Iinitially went up to my rooftop in Williamsburg, Brooklyn at dusk to do some moon shots, because the particular phase would render an image with interesting detail due to side lighting. I got some captures that were OK, but as I was packing up my gear, I noticed that the sky was getting darker and darker, and when I looked towards Manhattan, there was a brilliant orange glow emanating from the horizon.

The wind was picking up and there were lightning strikes and thunder claps beginning in the distance, but I climbed up on my building’s skylight.

While clutching onto my tripod (literally, to keep it from flying away), I was able to fire off a couple shots, and with some luck from the universe, I got the photo you see, which arrested a large bolt of lightning juxtaposed over the Manhattan skyline. 

Photo by Michael Dellitalia

The gear used:

  • Nikon D7000
  • Nikon AF-S Nikkor 70-300mm lens 1:4.5-5.6G, at 70mm
  • Aperture F22
  • Shutter Speed 1.3 Seconds

I chose the Nikon system because my first camera was the Nikon F3 (I inherited it from my father, who is an accomplished photographer and has very influential in my development as a photographer), and I’ve grown to appreciate the quality of Nikon optics. In more recent years, I’ve loved the ergonomics of their digital cameras and the layout of the custom setting menu. I chose this lens because it’s sharp, lightweight, economical, and allowed me to work quickly.

In order to get the shot, I used C3 (custom setting 3) self-timer. The setting that I used was “number of shots” — 9. The interval between shots was 1 second.
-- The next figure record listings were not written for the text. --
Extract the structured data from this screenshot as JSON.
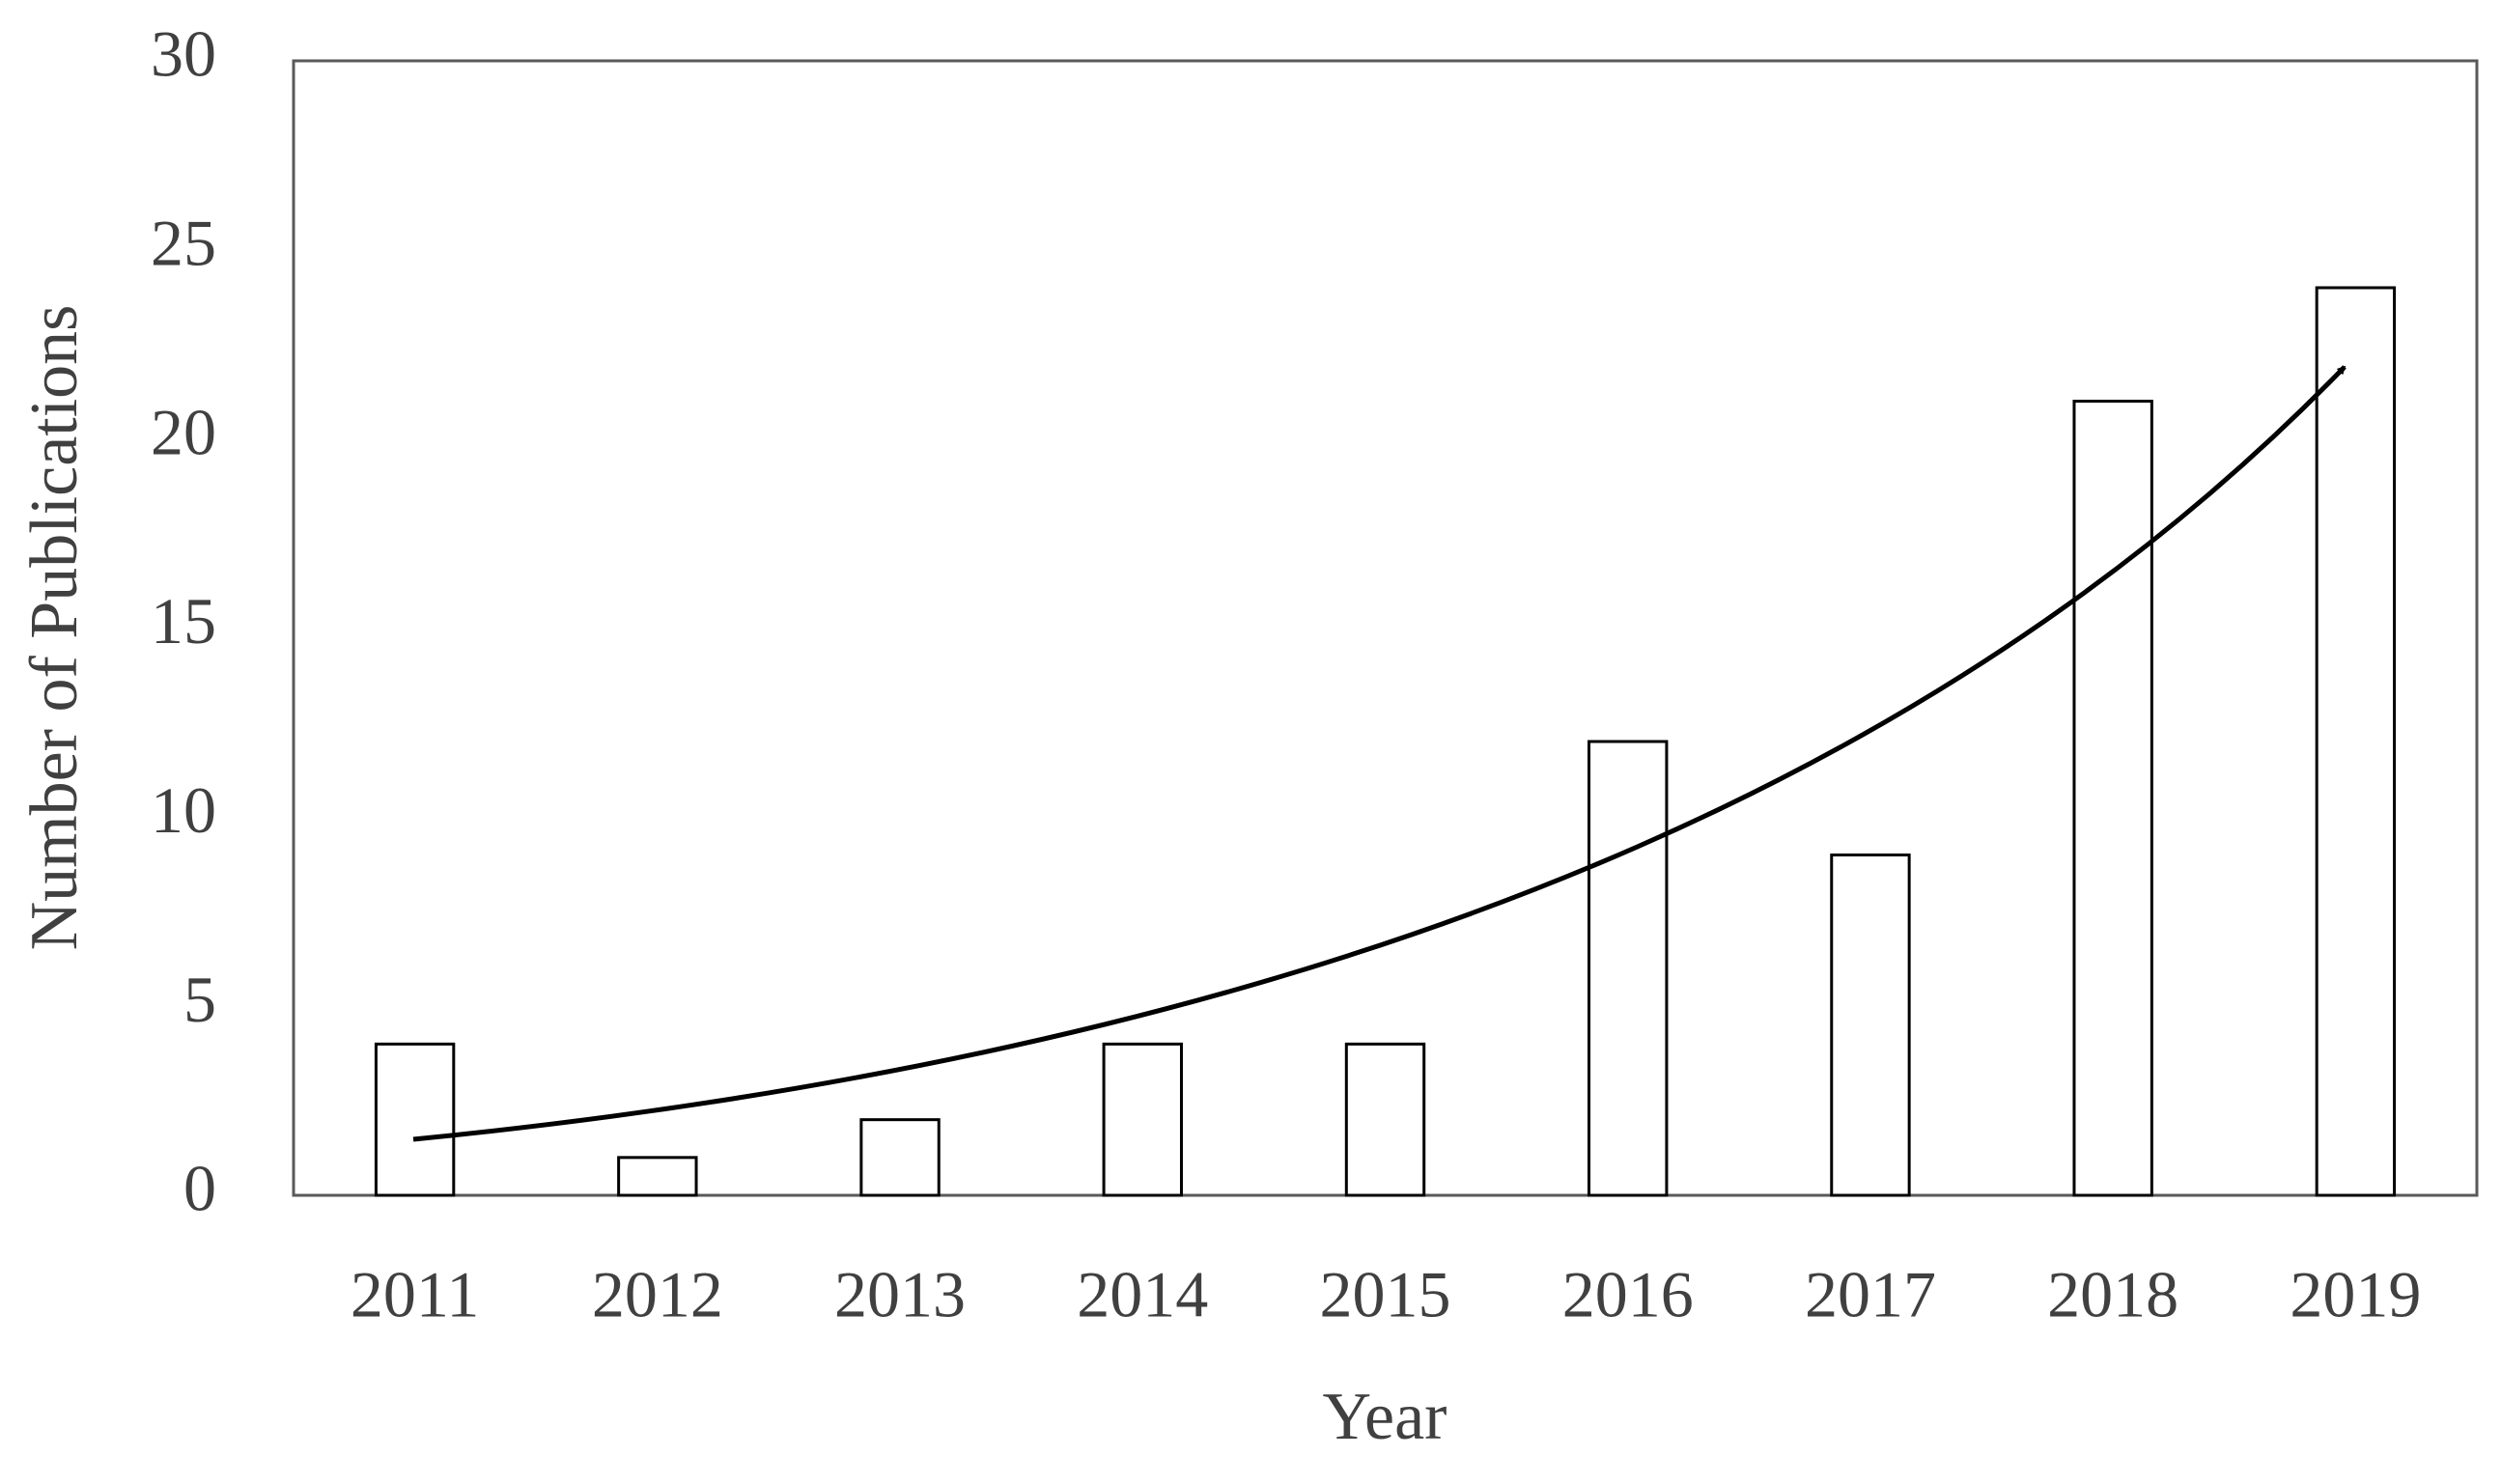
{
  "chart_data": {
    "type": "bar",
    "categories": [
      "2011",
      "2012",
      "2013",
      "2014",
      "2015",
      "2016",
      "2017",
      "2018",
      "2019"
    ],
    "values": [
      4,
      1,
      2,
      4,
      4,
      12,
      9,
      21,
      24
    ],
    "color": "#ffffff",
    "x_label": "Year",
    "y_label": "Number of Publications",
    "ylim": [
      0,
      30
    ],
    "yticks": [
      0,
      5,
      10,
      15,
      20,
      25,
      30
    ],
    "grid": false
  }
}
I had a mirror lock up set, and I also had Custom Function D11 “exposure delay mode.” With the combination of mirror lock up, self-timer, and exposure delay mode, I minimized any chance of motion blur caused by the mirror rising and falling.

People wonder how long it took me to get the shot. The answer is simple: “It took me my whole life.”

It’s decades of shooting and using my judgment to know how to pre-visualize the image and execute it. Nikon put the tools in my hand to create this story.